Ainsi, dupe ou porté par un élan anagogique, Alain Finkielkraut se plaît souvent à évoquer Heidegger. Lors de l’émission Répliques du 26 octobre 2024 consacrée à “La folie mathématique” (11), il ne résista pas à cette démangeaison, mentionnant le discours que ce dernier prononça en 1955 à Messkirch lors de fêtes commémoratives en l'honneur du compositeur Conradin Kreutzer. Rappelant la distinction entre la pensée calculante et la pensée méditante que Heidegger y opère, il tenta d’opposer à la science la légitimité d’une pensée philosophiquement prééminente, ce qui laissa ses interlocuteurs - Étienne Klein et Olivier Rey - parfaitement impavides. Le discours de Messkirch, publié sous le titre Sérénité mérite l’attention, ne serait-ce que pour ceci qui prolonge l’éloge de la pensée méditante :
« Or c’est cette seconde pensée que nous avons en vue lorsque nous disons que l’homme est en fuite devant la pensée. Malheureusement, objectera-t-on, la pure méditation ne s’aperçoit pas qu’elle flotte au-dessus de la réalité, qu’elle n’a plus de contact avec le sol. Elle ne sert à rien dans l’expédition des affaires courantes.
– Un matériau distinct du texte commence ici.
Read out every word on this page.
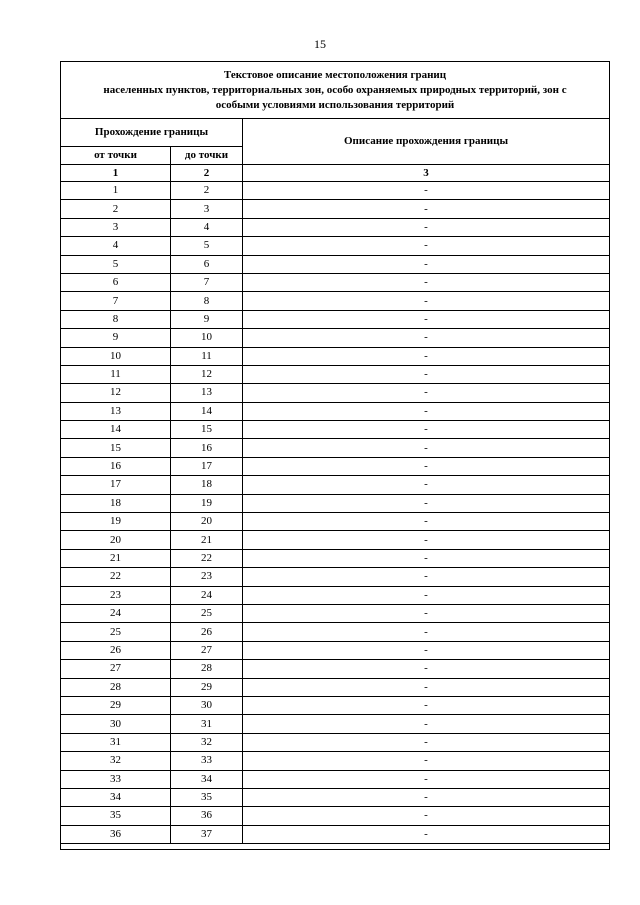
15
Текстовое описание местоположения границ
населенных пунктов, территориальных зон, особо охраняемых природных территорий, зон с
особыми условиями использования территорий		

Прохождение границы		Описание прохождения границы
от точки	до точки	
1	2	3
1	2	-
2	3	-
3	4	-
4	5	-
5	6	-
6	7	-
7	8	-
8	9	-
9	10	-
10	11	-
11	12	-
12	13	-
13	14	-
14	15	-
15	16	-
16	17	-
17	18	-
18	19	-
19	20	-
20	21	-
21	22	-
22	23	-
23	24	-
24	25	-
25	26	-
26	27	-
27	28	-
28	29	-
29	30	-
30	31	-
31	32	-
32	33	-
33	34	-
34	35	-
35	36	-
36	37	-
Elle n’aide en rien aux réalisations d’ordre pratique.
Et l’on ajoute, pour terminer, que la pure et simple méditation, que la pensée lente et patiente est trop “haute” pour l’entendement ordinaire. De cette excuse il n’y a qu’une chose à retenir, c’est qu’une pensée méditante est, aussi peu que la pensée calculante, un phénomène spontané. La pensée qui médite exige parfois un grand effort et requiert toujours un long entraînement. Elle réclame des soins encore plus délicats que tout autre authentique métier. Elle doit aussi, comme le paysan, savoir attendre que le grain germe et que l’épi mûrisse. » (12)
Il y a là - selon moi - l’aveu d’un abandon mûri de la rationalité, dans la mesure où le produit de la méditation ainsi vantée n’est fondé que sur la hauteur et la complexité de la démarche visant à l’atteindre. Et il y a aussi, bien sûr, le lien établi adroitement avec le paysan, assurément le moins réputé méditant de tous, mais le plus symboliquement fondateur de l’identité dont Heidegger se réclame.
Lorsque je parle d’abandon mûri de la rationalité, je veux dire que le terrain de réflexion choisi ne permet pas d’espérer des aboutissements rationnellement confirmables, même si le cours de la pensée méditante en cause peut évidemment s’appuyer sur des arguments rationnels. C’est la caractéristique de toute mystique de suggérer une croyance sans support raisonné, mais d’être néanmoins défendue quelquefois par des arguments rationnels. Ai-je besoin de préciser que la raison mise en pareil cas au service d’une conviction irrationnelle corrompt l’entendement bien davantage qu’elle ne l’éclaire ?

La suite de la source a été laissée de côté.